Still, I probably spend too much time thinking, and not enough time doing. I've always liked the Buddhist parable where people are asking the Buddha metaphysical questions of the sort he had little time for: "Is the world infinite or finite? Does the soul exist after death?" He told them they were like a man who has been shot with a poisoned arrow. Before letting anyone remove it, the man wants to know who shot him, what family his assailant came from, what kind of poison is on the arrow, and so on. By the time he answers all these questions, he'll be dead. What he needs to do right now is forget about them, and yank that arrow out.

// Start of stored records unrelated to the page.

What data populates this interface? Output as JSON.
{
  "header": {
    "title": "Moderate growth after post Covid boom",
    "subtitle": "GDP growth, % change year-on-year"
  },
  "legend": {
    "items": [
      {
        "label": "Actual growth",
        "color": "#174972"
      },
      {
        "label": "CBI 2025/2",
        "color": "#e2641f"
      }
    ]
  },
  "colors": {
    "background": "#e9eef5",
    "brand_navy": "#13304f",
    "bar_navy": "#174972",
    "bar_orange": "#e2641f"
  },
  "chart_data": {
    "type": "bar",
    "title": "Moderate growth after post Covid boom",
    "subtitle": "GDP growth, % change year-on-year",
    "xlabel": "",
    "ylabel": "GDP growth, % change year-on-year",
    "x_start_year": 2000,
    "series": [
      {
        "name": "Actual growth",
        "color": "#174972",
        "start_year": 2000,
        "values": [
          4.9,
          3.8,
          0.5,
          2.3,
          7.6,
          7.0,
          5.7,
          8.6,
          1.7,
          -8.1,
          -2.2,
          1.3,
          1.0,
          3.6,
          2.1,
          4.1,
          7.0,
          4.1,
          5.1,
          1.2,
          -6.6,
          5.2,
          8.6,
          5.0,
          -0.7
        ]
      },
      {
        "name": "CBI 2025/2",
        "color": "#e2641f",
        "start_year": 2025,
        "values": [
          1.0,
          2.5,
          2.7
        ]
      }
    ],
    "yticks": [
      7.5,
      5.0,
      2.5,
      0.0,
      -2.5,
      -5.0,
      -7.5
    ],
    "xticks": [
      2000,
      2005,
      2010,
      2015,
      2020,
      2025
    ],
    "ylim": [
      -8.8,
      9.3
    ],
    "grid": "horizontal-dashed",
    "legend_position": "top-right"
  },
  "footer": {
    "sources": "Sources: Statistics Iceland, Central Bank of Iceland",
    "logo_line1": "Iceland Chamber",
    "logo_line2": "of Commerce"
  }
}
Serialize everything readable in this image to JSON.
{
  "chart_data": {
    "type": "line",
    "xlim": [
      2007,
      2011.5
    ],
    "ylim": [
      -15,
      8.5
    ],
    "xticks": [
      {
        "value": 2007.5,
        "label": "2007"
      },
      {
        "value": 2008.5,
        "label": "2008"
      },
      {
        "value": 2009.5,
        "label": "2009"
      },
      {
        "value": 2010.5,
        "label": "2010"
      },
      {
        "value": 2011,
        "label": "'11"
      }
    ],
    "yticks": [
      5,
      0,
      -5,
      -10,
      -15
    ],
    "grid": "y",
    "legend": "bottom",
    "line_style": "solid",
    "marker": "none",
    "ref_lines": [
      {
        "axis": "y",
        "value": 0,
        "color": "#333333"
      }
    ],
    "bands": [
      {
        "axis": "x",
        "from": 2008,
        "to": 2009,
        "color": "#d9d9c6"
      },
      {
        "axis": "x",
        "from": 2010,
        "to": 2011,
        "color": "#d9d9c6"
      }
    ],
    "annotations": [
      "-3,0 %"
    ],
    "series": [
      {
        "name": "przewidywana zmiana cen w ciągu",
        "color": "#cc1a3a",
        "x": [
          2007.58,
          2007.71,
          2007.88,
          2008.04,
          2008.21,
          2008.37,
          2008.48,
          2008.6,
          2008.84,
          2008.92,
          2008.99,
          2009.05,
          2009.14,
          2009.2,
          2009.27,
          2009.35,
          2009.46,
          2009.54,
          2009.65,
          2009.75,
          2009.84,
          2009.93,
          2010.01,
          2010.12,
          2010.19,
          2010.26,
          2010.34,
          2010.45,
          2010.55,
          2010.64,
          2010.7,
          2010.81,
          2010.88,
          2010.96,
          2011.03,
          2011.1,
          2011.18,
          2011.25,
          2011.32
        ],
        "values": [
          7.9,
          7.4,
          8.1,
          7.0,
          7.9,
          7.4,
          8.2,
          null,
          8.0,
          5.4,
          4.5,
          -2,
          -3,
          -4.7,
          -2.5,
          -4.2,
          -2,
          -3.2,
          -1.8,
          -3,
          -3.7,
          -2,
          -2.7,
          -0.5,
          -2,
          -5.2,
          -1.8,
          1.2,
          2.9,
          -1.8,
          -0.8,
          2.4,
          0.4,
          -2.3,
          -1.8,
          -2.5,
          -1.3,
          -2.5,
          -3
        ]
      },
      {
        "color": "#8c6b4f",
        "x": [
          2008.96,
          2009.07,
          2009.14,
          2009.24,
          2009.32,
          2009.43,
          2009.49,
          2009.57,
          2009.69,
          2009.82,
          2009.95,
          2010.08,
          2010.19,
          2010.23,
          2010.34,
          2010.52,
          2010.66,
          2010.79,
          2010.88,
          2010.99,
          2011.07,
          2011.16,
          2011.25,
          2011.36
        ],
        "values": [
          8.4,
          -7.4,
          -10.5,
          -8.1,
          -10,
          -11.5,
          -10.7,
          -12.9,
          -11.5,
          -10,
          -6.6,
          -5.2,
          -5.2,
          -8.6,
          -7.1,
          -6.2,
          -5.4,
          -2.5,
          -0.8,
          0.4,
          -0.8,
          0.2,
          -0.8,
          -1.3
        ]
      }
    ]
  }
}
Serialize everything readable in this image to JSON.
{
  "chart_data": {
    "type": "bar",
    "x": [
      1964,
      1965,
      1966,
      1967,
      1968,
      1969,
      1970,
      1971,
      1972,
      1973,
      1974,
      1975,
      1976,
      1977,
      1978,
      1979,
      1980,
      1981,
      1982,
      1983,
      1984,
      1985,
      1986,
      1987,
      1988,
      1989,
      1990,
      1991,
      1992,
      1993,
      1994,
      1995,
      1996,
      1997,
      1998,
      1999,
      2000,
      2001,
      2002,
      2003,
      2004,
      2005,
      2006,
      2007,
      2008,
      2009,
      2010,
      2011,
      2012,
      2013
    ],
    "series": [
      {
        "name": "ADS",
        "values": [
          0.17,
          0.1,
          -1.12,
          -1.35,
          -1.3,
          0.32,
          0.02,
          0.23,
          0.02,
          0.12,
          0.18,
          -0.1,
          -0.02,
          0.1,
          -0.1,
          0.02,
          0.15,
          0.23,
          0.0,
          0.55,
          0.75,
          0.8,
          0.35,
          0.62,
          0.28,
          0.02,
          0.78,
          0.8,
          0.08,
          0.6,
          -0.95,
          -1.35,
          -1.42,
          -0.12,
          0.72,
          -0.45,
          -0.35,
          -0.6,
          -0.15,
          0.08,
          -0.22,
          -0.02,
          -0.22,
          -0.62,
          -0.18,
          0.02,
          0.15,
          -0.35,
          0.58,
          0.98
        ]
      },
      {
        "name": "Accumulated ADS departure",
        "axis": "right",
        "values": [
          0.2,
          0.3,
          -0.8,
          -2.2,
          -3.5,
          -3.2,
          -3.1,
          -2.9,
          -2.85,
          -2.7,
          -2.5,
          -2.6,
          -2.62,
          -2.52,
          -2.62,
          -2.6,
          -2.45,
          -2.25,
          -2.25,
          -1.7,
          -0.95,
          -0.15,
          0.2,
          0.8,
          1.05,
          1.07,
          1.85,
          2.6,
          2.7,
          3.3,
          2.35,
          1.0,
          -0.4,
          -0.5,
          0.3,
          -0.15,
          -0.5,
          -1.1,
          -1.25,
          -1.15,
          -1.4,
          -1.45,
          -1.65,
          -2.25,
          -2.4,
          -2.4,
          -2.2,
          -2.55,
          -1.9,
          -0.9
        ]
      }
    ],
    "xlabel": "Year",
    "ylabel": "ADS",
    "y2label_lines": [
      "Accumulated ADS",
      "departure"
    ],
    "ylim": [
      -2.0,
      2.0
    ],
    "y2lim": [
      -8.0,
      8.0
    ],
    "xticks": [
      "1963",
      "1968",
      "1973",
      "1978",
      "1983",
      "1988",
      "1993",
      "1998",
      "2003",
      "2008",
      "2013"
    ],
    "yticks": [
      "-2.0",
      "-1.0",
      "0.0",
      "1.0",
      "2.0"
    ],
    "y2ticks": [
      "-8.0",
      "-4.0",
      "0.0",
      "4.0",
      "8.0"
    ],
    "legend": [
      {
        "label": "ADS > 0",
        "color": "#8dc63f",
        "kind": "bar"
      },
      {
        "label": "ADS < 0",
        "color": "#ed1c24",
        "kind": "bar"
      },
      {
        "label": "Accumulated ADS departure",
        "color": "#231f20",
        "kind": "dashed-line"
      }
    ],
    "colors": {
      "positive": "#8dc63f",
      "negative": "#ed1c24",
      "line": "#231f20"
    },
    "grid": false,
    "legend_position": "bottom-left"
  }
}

It's a good point. Endless speculation about unanswerable questions won't make the world a better place. Of course, some unanswerable questions become answerable if you keep at them long enough. "What is the sun made of?" was once unanswerable, but eventually it was answered (by science, it should be pointed out, not philosophy or religion). Still, speculation can only get you so far. Belief can only get you so far, even if you know for a fact that you're right. What makes ideas and beliefs matter most is the impact they actually have. I don't always remember this, but I should try to. And then I should try to do something about it.